I am sick and tired of people saying stay-at-home motherhood is a sign of class privilege.
When my husband and I got married, I was 23. I had just graduated college and started my freelance writing career. My husband was a full-time student and line cook. Together, we made less than $20,000 a year. We got pregnant shortly after getting married, and I had no intention of giving up my budding career. However, once we took a look at the cost of daycare, we realized we would have to find another solution.
Our low income determined many of our parenting choices. There was no way we could afford a decked-out nursery, so we decided to co-sleep. Diaper service? No way—we’d have to go with disposables. Furthermore, we’d discussed my husband being a stay-at-home dad. However, I wanted to breastfeed, and we couldn’t afford a fancy pump, so logic told us I’d be the one to stay home. Plus, I was already working from home. I thought while the baby napped I’d try to sell an article here or there, but I had no delusions: I would spend the next couple of years being, first and foremost, a stay-at-home mom.

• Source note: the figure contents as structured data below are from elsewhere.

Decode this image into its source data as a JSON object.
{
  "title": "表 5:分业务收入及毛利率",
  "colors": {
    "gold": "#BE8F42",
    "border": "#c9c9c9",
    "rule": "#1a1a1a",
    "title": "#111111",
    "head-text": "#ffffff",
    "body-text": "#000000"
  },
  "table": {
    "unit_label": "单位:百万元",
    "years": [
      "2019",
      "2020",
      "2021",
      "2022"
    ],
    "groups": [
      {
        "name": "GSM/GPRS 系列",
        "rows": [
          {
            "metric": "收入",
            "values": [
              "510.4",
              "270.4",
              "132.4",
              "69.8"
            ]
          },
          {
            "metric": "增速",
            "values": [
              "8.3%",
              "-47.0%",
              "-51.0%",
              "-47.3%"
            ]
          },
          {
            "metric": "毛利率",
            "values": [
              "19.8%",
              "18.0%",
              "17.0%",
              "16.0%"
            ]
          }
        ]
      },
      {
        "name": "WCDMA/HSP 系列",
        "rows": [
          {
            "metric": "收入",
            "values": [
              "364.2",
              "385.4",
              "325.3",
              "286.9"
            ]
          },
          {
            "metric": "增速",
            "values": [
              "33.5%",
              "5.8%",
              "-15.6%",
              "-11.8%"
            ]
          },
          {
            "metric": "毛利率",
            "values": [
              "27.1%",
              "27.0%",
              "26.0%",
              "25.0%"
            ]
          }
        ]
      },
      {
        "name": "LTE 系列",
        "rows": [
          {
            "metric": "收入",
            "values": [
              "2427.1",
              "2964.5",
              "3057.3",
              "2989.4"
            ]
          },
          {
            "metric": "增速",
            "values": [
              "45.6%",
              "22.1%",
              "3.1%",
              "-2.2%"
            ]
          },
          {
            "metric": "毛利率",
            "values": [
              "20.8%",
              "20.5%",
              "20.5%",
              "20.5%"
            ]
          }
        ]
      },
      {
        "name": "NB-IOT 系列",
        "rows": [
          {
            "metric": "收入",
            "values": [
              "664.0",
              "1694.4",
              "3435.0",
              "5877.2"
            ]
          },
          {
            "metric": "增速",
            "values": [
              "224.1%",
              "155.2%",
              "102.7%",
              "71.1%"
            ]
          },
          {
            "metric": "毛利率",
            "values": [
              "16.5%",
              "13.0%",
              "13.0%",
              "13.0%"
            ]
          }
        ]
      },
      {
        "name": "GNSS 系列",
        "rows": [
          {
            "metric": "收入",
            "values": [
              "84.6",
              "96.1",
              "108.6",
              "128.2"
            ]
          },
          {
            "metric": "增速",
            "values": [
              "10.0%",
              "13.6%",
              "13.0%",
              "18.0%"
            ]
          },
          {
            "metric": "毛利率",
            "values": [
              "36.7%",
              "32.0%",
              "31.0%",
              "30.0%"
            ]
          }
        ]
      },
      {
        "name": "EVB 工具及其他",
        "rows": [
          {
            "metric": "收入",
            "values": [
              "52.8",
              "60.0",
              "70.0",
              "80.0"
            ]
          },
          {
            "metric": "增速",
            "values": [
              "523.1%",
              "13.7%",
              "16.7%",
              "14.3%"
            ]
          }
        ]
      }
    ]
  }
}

We paid for a $3000 home birth out of pocket over the course of my pregnancy instead of opting for a free hospital birth through Medicaid (take that, you who think poor people are all freeloaders). When my daughter came into the world, I was honored and delighted to be a SAHM. At first.
My husband went back to work after his two weeks of unpaid paternity leave, and suddenly I was responsible for this constantly crying newborn. She was the kind of baby who needed to be held every second. Just showering or making lunch was tricky—so doing anything work-related was laughable. Things gradually got better. Now that she’s 10 months she can keep herself entertained long enough for me to put a bra on in the morning, but my work time is still limited to when my husband or a friend can watch her. My husband has had two promotions and raises since the baby was born, but my income has catapulted in the other direction. This isn’t ideal. What we’re really experiencing is a rut.
So when I hear claims that SAHM culture and natural parenting are becoming status symbols for the wealthy, I can’t help but roll my eyes. I wish I was staying home because of our abounding riches, but that’s simply not the case.
Perhaps I’m being the dreaded sanctimommy right now, but I would love to be the SAHM that my culture thinks I am. I would love to have enough money to buy all new clothes instead of secondhand ones. I would love it if my husband’s job offered benefits like a 401(k) and health insurance. If money weren’t an issue, I would spend my time making art and writing novels instead of, oh, thumbing through pennies in our coin jar to see if I have enough to put some gas in my car.
But I also get the feeling I’m not the only one offended at being lumped in with The Real Housewives and Dance Moms of the world. Many (dare I say most?) SAHMs I know here in Missouri are low-income like me. Many work part-time and stay home the other half of the time because daycare is just so damn expensive.
And many of us truly miss the social interaction a job provides, as well as the confidence boost and the excuse to do our hair and wear fancy pants. You don’t have to call me out on it, I know I’m bitter. When I hear working moms talk about their promotions and wonderful nannies, a little piece of me dies inside.
But I’m also tired of hearing these same middle class working moms complain that they “have to” work, and that they envy SAHMs like me who “get to” stay home. Where I live, many working women who live in two-income households don’t work out of necessity. They work because they can’t fathom downgrading their comfortable lifestyles. They have nice three-bedroom houses. They take vacations. I say if you really, truly wanted to be a SAHM, you could do it. Sell your house, move into an apartment like mine, stop buying organic toilet paper and forego that daily latte. Give me a break.
I don’t mean to say all women should stay home. Children need to see that women can have a strong presence in both the private and public sphere. And happy parents will, by the transitive property of happy, raise happy children. So if you’re the SAHM who drinks her days away and reflects longingly on her cashier days at the Gap, go out and get a job. But, on the other hand, if your office job is killing you and you feel like your kids’ lives are passing you by, maybe it’s time to downgrade your lifestyle and join me on the other side.
Poor people do have fun, I promise. Just watch the third-class dance party scene in Titanic and you’ll know what I mean.